Si des doutes subsistaient encore quant à l’engagement de la France et de l’Allemagne en faveur d’un partenariat renforcé avec la Russie, le sommet tripartite de Deauville entre Sarkozy, Merkel et Medvedev les a balayés fin octobre.

Les dirigeants allemand et français ont promis de faire tout leur possible pour accélérer la mise en place d’un régime sans visas pour les voyageurs russes, dans les pays respectifs.

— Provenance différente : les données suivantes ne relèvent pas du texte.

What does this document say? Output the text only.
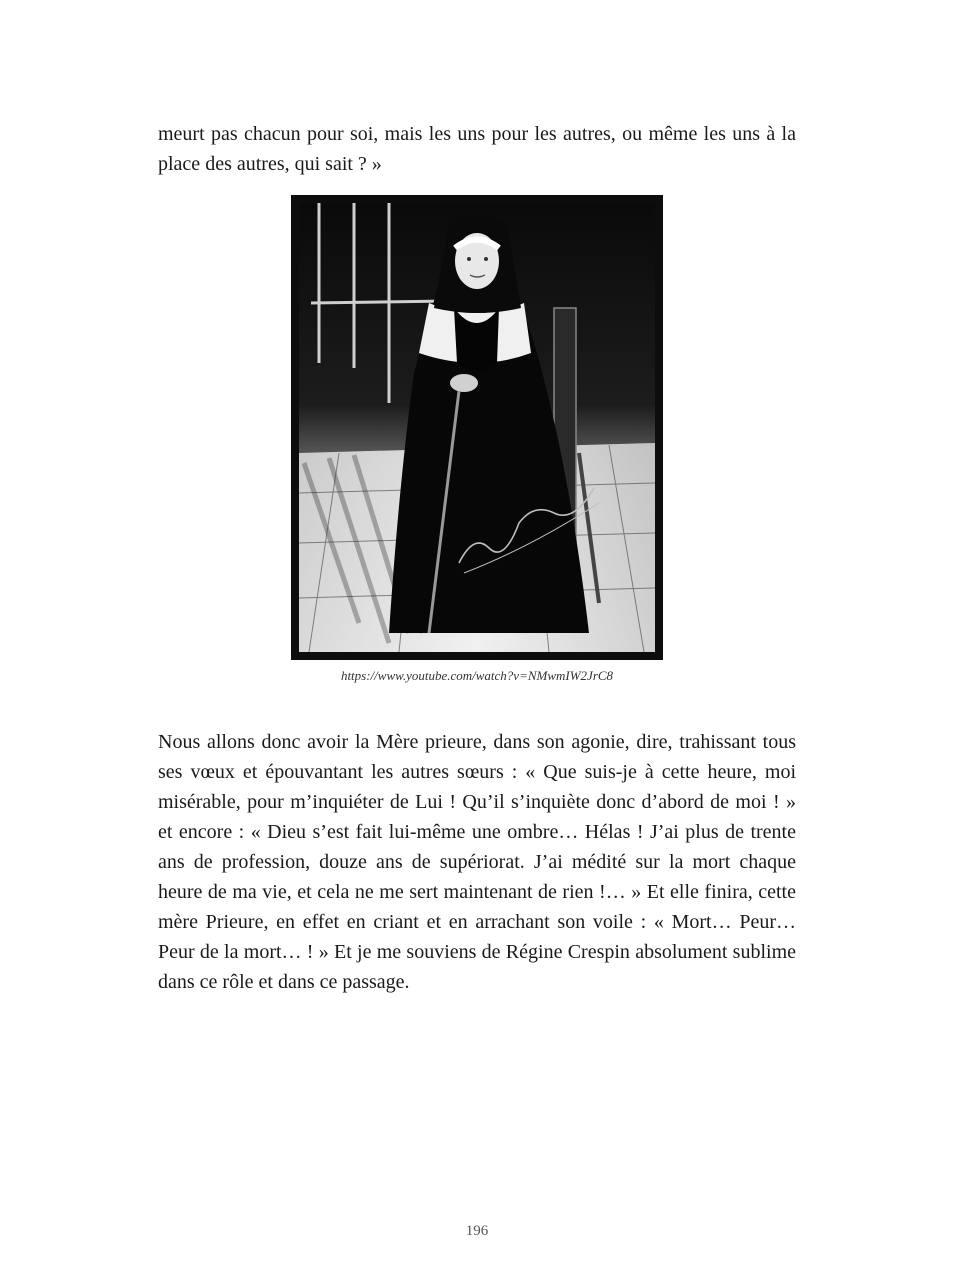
meurt pas chacun pour soi, mais les uns pour les autres, ou même les uns à la place des autres, qui sait ? »

https://www.youtube.com/watch?v=NMwmIW2JrC8

Nous allons donc avoir la Mère prieure, dans son agonie, dire, trahissant tous ses vœux et épouvantant les autres sœurs : « Que suis-je à cette heure, moi misérable, pour m’inquiéter de Lui ! Qu’il s’inquiète donc d’abord de moi ! » et encore : « Dieu s’est fait lui-même une ombre… Hélas ! J’ai plus de trente ans de profession, douze ans de supériorat. J’ai médité sur la mort chaque heure de ma vie, et cela ne me sert maintenant de rien !… » Et elle finira, cette mère Prieure, en effet en criant et en arrachant son voile : « Mort… Peur… Peur de la mort… ! » Et je me souviens de Régine Crespin absolument sublime dans ce rôle et dans ce passage.

196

De son côté, la Russie a vigoureusement fait pression pour obtenir l’abolition des visas, un point figurant parmi les priorités de la population russe en matière de politique étrangère.

Au cours des pourparlers à Deauville, une source élyséenne en a clairement résumé l’enjeu, en avouant que « la Russie souhaite assouplir les exigences en matière de visas, tandis que les pays de l’Union européenne aspirent à un meilleur accès au gaz et à l’économie russes » . Des propos confirmés par Angela Merkel qui appelle à la mise en place rapide d’un traité russo-européen servant de cadre à un projet d’abolition des visas entre l’UE et la Russie, à un moment où l’Allemagne et la France ont pris un virage très prononcé à droite en matière d’immigration.

Une vieille idée

Le sommet de Deauville le mois dernier a relancé l’idée, déjà ancienne, de l’axe Paris-Berlin-Moscou qui était loin jusqu’à présent de recueillir l’assentiment de Washington et de Londres. Lors du sommet Eltsine-Chirac-Schroeder à la fin des années 90, il avait été question d’une autoroute et d’une voie ferrée rapide Londres-Paris-Berlin-Varsovie-Moscou-Ekaterinbourg, l’inclusion de la capitale britannique reflétant le souci de ne pas froisser le pôle Londres-Washington.

La réponse des hyper-atlantistes se traduisit par une campagne de presse et de communication dénigrant l’axe Paris-Berlin-Moscou. Les temps ont en apparence changé puisque les trois dirigeants actuels, pourtant considérés comme plus atlantistes que leurs prédécesseurs, n’ont pas cherché à ménager les susceptibilités britanniques. Il est vrai qu’Anglais et Américains sont focalisés sur leur situation intérieure respective. Mais le projet de coopération militaire franco-britannique récemment annoncé montre que Londres n’est pas écartée.